- Born: June 4, 1943 (age 83) Gummersbach, Nazi Germany
- Genres: Classical
- Occupation: Conductor;
- Instruments: Organ; harpsichord;
- Labels: Erato; SFPP; Schwann; Electrola;
- Formerly of: Aachener Bachverein

= Wolfgang Karius =

German musician

Wolfgang Karius (born 4 June 1943) is a German conductor, organist and harpsichordist.

==Biography==
Karius was born at Gummersbach. He attended the Hochschule für Musik Köln where he studied organ under Wolfgang Stockmeier and Michael Schneider and the harpsichord under Hugo Ruf. After completing his studies in Cologne, he went to receive further education in Paris through a scholarship provided by the Government of France. Most of these studies were in the area of French organ music with Marie-Claire Alain and Jean Langlais. He pursued further master-classes in Baroque performance practice with Luigi Tagliavini, Anton Heiller and Kenneth Gilbert, and master-classes in conducting with Kurt Thomas and Sergiu Celibidache. He made further graduate studies in musicology and Romanistik studies at the University of Cologne.

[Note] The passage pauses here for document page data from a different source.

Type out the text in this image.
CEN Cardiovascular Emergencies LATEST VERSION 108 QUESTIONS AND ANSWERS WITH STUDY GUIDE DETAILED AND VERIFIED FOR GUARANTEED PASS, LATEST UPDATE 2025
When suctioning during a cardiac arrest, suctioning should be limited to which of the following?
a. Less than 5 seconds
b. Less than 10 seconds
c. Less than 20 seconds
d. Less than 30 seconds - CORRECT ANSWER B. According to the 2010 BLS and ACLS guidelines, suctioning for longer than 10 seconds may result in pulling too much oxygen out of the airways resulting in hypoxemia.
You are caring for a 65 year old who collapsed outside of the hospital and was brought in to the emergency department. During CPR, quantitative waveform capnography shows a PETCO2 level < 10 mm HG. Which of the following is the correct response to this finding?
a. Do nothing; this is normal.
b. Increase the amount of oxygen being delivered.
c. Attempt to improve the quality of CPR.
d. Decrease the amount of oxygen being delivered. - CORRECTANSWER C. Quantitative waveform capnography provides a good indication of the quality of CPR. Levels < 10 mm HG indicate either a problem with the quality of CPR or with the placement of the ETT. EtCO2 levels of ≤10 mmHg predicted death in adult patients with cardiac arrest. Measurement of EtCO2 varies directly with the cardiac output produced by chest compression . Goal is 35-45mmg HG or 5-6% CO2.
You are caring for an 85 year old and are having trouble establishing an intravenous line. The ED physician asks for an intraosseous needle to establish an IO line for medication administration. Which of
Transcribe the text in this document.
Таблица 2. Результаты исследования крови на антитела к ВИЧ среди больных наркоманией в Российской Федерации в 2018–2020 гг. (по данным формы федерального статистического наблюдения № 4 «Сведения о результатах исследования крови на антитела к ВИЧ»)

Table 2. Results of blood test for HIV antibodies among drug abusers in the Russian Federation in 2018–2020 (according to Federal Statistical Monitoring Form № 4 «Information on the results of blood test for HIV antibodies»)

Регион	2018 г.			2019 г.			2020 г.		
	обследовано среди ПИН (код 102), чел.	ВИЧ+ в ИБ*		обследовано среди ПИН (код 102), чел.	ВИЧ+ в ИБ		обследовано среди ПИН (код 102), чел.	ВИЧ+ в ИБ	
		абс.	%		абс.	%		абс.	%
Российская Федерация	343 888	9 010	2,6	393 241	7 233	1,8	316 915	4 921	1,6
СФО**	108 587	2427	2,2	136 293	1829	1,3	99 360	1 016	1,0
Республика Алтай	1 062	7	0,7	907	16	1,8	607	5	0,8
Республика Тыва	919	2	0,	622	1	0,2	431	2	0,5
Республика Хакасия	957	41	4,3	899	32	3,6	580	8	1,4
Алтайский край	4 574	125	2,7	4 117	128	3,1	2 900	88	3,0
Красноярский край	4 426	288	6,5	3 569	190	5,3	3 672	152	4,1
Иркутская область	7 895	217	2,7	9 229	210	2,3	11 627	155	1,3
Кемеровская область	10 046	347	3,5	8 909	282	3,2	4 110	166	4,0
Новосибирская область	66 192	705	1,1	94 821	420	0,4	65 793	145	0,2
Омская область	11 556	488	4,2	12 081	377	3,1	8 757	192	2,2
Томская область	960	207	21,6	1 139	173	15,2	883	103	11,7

After working as a church musician for many years, Karius took the position as organist, cantor, and choral conductor at the Annakirche in Aachen in 1983. In doing so he became the conductor of the Annakirche's internationally renowned oratorio choir, Aachener Bachverein. He led the ensemble up until 2008 during which time he toured with the choir throughout Western and Eastern Europe, Canada, Israel, and Lebanon. He has also made several radio appearances and CD recordings both as an organist and with the Aachener Bachverein for Erato, SFPP, Schwann and Electrola.